Premier long-métrage d’Olivier Peyon, « les petites vacances » est plein de bonnes intentions et tente l’approche d’un sujet original à savoir la crise existentielle d’une grand-mère à priori irréprochable, ce qui va l’amener à « kidnapper » ses petits-enfants. La réalisation est soignée et la lumière est parfois très travaillée ce qui donne au film une ambiance particulière. Les cadres sont particulièrement travaillés mais dans le vide car aucune signification là derrière si ce n’est de vouloir faire du « beau ». Il y a de la bonne volonté mais bon… De grands acteurs jalonnent le film : Bernadette Lafont, Claude Brasseur… mais pourtant il semble manquer le petit plus qui pourrait faire décoller leurs prestations.

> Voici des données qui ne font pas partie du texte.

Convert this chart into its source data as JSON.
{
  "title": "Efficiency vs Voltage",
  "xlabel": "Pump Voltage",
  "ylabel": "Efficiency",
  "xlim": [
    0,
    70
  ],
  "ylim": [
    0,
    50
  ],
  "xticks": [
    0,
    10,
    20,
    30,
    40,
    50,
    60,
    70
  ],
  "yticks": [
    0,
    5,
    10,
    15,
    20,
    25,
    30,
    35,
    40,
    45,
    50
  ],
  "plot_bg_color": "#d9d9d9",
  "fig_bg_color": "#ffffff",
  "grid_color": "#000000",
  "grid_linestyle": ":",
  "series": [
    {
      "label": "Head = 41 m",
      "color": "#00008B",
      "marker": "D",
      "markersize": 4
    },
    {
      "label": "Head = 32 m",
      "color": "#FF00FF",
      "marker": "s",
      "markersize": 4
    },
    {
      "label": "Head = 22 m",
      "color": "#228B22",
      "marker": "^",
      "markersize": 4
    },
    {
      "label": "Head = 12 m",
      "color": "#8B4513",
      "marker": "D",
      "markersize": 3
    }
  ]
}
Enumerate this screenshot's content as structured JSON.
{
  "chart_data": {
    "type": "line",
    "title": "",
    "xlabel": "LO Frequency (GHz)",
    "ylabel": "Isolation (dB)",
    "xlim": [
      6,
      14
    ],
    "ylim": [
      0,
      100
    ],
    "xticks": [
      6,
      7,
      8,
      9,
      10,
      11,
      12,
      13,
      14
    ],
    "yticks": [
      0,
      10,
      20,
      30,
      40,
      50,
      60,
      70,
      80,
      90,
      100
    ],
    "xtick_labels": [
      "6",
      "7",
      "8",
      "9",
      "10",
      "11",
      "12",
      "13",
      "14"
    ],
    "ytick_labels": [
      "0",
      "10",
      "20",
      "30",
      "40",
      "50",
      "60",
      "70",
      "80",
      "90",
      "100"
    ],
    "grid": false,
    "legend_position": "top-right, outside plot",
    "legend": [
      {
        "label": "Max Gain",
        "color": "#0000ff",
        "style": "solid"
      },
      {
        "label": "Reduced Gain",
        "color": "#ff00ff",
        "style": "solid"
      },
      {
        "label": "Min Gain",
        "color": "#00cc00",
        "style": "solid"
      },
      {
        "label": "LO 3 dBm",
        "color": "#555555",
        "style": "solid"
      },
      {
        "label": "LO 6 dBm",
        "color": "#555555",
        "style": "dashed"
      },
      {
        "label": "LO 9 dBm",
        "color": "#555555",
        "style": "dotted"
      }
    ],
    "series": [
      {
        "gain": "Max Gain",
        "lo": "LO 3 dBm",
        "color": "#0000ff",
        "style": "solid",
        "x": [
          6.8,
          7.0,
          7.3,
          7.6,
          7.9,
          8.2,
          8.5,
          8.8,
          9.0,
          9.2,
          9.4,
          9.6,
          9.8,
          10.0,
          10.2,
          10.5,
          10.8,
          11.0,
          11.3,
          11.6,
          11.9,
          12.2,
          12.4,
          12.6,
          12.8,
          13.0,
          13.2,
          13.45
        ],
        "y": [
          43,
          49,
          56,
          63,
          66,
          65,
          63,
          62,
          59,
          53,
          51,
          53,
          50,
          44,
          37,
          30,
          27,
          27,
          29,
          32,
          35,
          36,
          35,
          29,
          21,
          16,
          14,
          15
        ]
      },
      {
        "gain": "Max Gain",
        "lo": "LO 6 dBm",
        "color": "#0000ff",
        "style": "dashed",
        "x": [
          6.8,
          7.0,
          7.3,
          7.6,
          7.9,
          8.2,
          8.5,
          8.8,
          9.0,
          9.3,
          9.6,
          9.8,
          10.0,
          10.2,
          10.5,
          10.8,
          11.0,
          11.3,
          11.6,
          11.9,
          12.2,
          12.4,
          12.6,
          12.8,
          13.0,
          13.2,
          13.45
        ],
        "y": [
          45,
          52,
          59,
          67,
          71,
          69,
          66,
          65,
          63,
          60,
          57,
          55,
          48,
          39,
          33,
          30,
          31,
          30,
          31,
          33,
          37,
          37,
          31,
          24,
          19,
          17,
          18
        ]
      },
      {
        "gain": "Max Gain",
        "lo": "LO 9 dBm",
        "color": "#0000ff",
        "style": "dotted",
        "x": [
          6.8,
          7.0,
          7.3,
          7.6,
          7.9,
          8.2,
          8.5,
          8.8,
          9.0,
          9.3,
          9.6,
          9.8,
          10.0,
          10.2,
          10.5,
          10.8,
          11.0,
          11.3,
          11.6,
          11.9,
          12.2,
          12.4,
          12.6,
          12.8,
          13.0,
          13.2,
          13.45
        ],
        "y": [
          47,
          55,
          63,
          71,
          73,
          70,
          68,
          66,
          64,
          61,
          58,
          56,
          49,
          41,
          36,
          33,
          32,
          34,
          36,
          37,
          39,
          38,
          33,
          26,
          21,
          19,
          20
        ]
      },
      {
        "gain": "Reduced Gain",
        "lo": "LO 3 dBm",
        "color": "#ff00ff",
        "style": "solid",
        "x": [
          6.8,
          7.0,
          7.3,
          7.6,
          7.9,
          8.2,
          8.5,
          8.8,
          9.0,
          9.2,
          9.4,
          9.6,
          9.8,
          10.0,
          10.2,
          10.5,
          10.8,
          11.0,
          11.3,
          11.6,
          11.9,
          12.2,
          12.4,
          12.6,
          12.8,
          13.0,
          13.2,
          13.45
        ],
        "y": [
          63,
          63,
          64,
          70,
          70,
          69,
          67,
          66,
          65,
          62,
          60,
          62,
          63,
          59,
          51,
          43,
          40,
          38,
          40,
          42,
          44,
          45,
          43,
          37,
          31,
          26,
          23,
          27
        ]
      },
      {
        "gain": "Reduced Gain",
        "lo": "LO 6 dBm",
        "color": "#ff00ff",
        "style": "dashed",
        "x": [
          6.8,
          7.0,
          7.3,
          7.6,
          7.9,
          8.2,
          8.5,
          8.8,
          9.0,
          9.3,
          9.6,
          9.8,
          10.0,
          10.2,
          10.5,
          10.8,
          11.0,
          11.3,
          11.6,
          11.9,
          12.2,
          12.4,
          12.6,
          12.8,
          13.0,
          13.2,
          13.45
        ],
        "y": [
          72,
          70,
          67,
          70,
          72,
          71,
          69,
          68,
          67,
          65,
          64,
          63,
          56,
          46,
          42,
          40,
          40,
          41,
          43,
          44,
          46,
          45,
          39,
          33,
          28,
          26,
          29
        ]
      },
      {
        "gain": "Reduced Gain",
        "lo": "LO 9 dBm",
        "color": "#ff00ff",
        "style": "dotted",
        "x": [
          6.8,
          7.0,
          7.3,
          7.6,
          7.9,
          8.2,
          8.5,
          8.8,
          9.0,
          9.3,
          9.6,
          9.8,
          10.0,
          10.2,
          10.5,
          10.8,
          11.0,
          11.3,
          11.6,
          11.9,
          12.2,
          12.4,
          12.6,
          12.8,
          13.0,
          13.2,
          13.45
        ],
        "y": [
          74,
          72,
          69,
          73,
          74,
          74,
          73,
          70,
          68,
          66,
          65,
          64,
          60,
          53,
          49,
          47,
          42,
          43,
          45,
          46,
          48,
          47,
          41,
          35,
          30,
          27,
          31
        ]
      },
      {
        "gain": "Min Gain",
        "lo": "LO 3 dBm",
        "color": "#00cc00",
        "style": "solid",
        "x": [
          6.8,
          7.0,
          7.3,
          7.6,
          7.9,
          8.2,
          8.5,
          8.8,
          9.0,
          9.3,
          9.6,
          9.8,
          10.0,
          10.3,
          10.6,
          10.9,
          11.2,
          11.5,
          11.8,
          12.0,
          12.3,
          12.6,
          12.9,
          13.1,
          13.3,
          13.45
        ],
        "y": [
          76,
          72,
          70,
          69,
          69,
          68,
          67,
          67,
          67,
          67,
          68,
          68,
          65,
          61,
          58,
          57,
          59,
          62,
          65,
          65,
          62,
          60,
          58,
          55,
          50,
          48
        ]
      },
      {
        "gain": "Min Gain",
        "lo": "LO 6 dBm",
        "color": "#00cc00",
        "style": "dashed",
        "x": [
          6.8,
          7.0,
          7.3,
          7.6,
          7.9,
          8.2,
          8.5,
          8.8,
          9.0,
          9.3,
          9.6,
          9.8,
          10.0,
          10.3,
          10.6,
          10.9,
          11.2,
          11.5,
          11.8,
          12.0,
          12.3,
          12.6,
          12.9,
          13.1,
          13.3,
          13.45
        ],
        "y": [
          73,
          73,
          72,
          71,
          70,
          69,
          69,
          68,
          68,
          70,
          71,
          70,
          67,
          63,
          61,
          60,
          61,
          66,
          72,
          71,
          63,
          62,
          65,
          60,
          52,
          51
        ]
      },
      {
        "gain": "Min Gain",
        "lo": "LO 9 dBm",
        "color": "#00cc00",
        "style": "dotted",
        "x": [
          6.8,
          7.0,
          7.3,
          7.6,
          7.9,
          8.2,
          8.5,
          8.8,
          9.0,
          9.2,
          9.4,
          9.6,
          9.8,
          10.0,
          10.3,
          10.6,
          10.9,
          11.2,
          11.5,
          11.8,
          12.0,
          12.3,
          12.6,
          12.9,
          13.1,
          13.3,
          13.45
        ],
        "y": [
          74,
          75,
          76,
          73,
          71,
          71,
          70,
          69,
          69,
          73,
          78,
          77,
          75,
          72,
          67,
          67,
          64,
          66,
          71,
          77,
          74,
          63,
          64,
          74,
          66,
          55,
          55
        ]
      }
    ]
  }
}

Après un début intéressant et prometteur, aussi bien au niveau de la mise en scène que du scénario, le film se répète et semble copier-coller ses scènes en y changeant quelques données, jalonnant le parcours de deux ou trois scènes censées caractériser le personnage de Danielle. Comme par exemple cette « maladie » dont semble souffrir Danielle mais qui est juste posée là sans être développée. Voilà le problème : on peine à comprendre les motivations de Danielle et ce qu’elle cherche à obtenir. Il en résulte un ennui assez grand et le film qui dure une petite heure et demie semble en durer le double…
On a l’impression de se déplacer dans des scènes décousues où l’intrigue piétine peut être car au fond il n’y en a pas vraiment si ce n’est de vouloir dresser un portrait d’une grand-mère en crise qui regarde vers son passé avec regrets. Le tout culmine dans un final assez étrange qui nous laisse sur notre faim. Dommage il y avait là du potentiel mais je n’ai visiblement pas su l’apprécier à sa juste valeur. Frustrant.